The hardest part of building a decision model is determining its structure, i.e., what exactly is relevant to the decision and how various relevant variables are connected to each other. Graphical modeling tools, such as influence diagrams (Shachter 1986) or Bayesian belief networks (Pearl 1988) allow for correct modeling of interactions without making unsubstantiated independence assumptions for which early probabilistic systems have been criticized.

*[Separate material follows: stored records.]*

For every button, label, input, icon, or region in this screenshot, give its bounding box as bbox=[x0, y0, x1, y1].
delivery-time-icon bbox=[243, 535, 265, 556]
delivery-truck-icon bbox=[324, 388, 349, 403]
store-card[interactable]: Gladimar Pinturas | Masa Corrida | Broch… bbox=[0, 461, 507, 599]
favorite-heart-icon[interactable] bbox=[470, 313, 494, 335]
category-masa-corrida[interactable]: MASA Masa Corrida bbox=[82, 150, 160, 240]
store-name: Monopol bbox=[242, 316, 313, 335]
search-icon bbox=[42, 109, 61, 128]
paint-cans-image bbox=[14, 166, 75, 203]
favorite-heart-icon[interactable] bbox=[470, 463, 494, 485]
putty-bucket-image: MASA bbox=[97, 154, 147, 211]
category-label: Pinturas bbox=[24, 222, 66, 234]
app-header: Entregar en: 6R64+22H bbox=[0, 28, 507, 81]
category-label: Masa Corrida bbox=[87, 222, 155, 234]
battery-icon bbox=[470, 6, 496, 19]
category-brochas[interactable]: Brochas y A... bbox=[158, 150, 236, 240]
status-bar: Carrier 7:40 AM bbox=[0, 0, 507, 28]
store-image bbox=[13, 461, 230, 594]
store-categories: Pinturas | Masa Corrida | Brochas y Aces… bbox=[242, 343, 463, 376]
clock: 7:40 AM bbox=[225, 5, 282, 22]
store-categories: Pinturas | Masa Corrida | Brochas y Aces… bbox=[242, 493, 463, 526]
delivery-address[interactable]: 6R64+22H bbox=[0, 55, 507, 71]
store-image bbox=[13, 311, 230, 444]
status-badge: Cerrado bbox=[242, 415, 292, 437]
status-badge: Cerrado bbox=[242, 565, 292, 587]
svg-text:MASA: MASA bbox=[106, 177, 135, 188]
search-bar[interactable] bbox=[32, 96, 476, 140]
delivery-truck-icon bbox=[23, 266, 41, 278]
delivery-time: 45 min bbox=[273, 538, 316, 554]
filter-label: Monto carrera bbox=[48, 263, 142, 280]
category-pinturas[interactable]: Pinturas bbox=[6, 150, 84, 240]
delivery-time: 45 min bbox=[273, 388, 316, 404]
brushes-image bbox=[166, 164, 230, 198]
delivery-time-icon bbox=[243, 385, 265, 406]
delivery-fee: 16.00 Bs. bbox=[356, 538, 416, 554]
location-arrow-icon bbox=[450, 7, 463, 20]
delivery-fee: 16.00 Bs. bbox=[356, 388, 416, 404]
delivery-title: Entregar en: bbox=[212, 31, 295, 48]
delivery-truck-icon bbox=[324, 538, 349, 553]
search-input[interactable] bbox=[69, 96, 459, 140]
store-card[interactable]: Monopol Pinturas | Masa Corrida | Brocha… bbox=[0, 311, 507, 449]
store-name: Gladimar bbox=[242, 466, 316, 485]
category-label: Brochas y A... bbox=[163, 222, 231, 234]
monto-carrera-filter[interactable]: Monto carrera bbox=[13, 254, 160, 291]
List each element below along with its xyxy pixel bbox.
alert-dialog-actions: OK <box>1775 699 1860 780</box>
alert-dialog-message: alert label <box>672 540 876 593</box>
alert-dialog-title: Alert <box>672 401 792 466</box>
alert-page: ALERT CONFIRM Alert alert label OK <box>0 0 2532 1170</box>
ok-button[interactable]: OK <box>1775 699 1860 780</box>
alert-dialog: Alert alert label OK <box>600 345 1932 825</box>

These tools allow for correct encoding of scientific and medical knowledge in what forms a coherent and comprehensive model. In case of genetic counseling, large parts of such model, at least everything that relates to the medical data, will be similar or even the same for most decision makers. Parts of this model can be easily reused or, alternatively, the most relevant part of a large model can be identified given a decision problem (Druzdzel & Suermondt 1994).
A DSS will not be effective unless it can communicate with its users effectively. This includes model building and explanation of the results of its reasoning. While there is still ongoing work in these areas, methods have been proposed to deal with both (e.g., (Druzdzel et al. 1995, Druzdzel 1996, Henrion & Druzdzel 1990, Suermondt 1992)).
Normative DSSs offer a theoretically correct and appealing way of handling uncertainty and preferences in decision problems. They are based on carefully studied empirical principles underlying the discipline of decision analysis and they have been applied in several practical systems. This approach seems to address several of the problems identified by Dr. Stafford and I believe that as far as the technical developments are concerned this is the most likely approach to prevail in the long run.